Yo sonreí, pero era una sonrisa amarga. Deseaba articular un presentimiento, que el fin del mundo siempre era inminente, y que estaba inscrito en nuestros corazones, porque éramos mortales, cuando de golpe recordé que yo no era un ser mortal, salvo en tanto en cuanto el mundo es mortal.
En aquellos momentos comprendí de forma visceral aquella atmósfera de fatalidad que había presidido mi infancia en Kíev. Vi de nuevo las catacumbas cubiertas de lodo, y los monjes semienterrados que me animaban a convertirme en uno de ellos.
Traté de borrar esos pensamientos de mi mente. Qué resplandeciente aparecía Florencia cuando entramos en la amplia Plaza del Duomo, iluminada por multitud de antorchas, y nos detuvimos ante la catedral de Santa María del Fiore.
—Ah, al menos veo que mi discípulo me escucha de vez en cuando —dijo Marius con tono irónico—. Sí, estoy más que satisfecho de que Savonarola ya no exista. Pero el que me alegre de algo no significa que apruebe la exhibición de crueldad de la historia humana. Me gustaría que no fuera así. El sacrificio público es grotesco en todos los aspectos. Atonta los sentidos del populacho. En esta ciudad, más que en otras, constituye un espectáculo. Los florentinos gozan con él, como nosotros gozamos con nuestras regatas y procesiones. Bien, Savonarola ha muerto ejecutado. Si alguna vez existió un mortal que lo tenía merecido, era Savonarola, por predecir el fin del mundo, maldecir a príncipes desde el pulpito y convencer a grandes pintores para que inmolaran su obra.
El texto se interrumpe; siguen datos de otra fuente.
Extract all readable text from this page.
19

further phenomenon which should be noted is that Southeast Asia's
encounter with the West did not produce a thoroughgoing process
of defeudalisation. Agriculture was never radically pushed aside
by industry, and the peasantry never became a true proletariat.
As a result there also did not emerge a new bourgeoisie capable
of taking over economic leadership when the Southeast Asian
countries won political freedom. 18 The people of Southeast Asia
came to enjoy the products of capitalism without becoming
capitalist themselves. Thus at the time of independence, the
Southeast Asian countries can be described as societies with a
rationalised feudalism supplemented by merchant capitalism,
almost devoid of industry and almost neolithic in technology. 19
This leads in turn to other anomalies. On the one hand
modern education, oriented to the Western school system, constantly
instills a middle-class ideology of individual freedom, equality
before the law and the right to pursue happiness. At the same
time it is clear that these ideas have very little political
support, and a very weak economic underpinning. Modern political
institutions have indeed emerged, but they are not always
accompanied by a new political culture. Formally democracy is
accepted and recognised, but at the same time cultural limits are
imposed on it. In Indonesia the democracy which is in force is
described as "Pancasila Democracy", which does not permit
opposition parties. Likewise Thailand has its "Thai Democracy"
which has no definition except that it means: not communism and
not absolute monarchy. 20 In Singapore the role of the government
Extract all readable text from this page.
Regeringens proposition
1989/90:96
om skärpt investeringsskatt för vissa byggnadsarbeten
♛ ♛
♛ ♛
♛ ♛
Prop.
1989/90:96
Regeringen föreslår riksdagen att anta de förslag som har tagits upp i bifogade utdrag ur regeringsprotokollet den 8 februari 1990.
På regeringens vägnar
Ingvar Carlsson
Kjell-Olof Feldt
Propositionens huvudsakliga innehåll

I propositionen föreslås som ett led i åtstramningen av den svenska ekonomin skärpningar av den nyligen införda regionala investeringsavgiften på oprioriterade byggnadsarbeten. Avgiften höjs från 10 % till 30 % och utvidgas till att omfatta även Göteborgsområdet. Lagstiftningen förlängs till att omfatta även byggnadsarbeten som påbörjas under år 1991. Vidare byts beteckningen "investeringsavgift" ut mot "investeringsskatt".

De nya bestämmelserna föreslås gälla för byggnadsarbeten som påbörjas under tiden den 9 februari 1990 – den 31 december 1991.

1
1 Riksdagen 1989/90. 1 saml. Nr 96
Que se vaya al infierno.
—Mira, maestro, el Baptisterio. Acerquémonos para contemplar sus puertas. La plaza está casi desierta. Vamos, quiero examinar los bronces —dije, tirando de su manga.
Marius me siguió, y dejó de mascullar entre dientes, pero no parecía el mismo.
Lo que yo deseaba ver era la obra que ahora puede verse en Florencia, y de hecho, casi cada tesoro de esta ciudad y de Venecia que describo aquí puedes verlos en la actualidad. Sólo tienes que ir allí. Los paneles de la puerta que realizó Lorenzo Ghiberti me encantaron, pero estaba también otra obra más antigua, de Andrea Pisano, representando la vida de san Juan Bautista, que no me quería perder.
Contemplé esas imágenes en bronce con una visión vampírica tan aguda que no pude por menos de suspirar de gozo.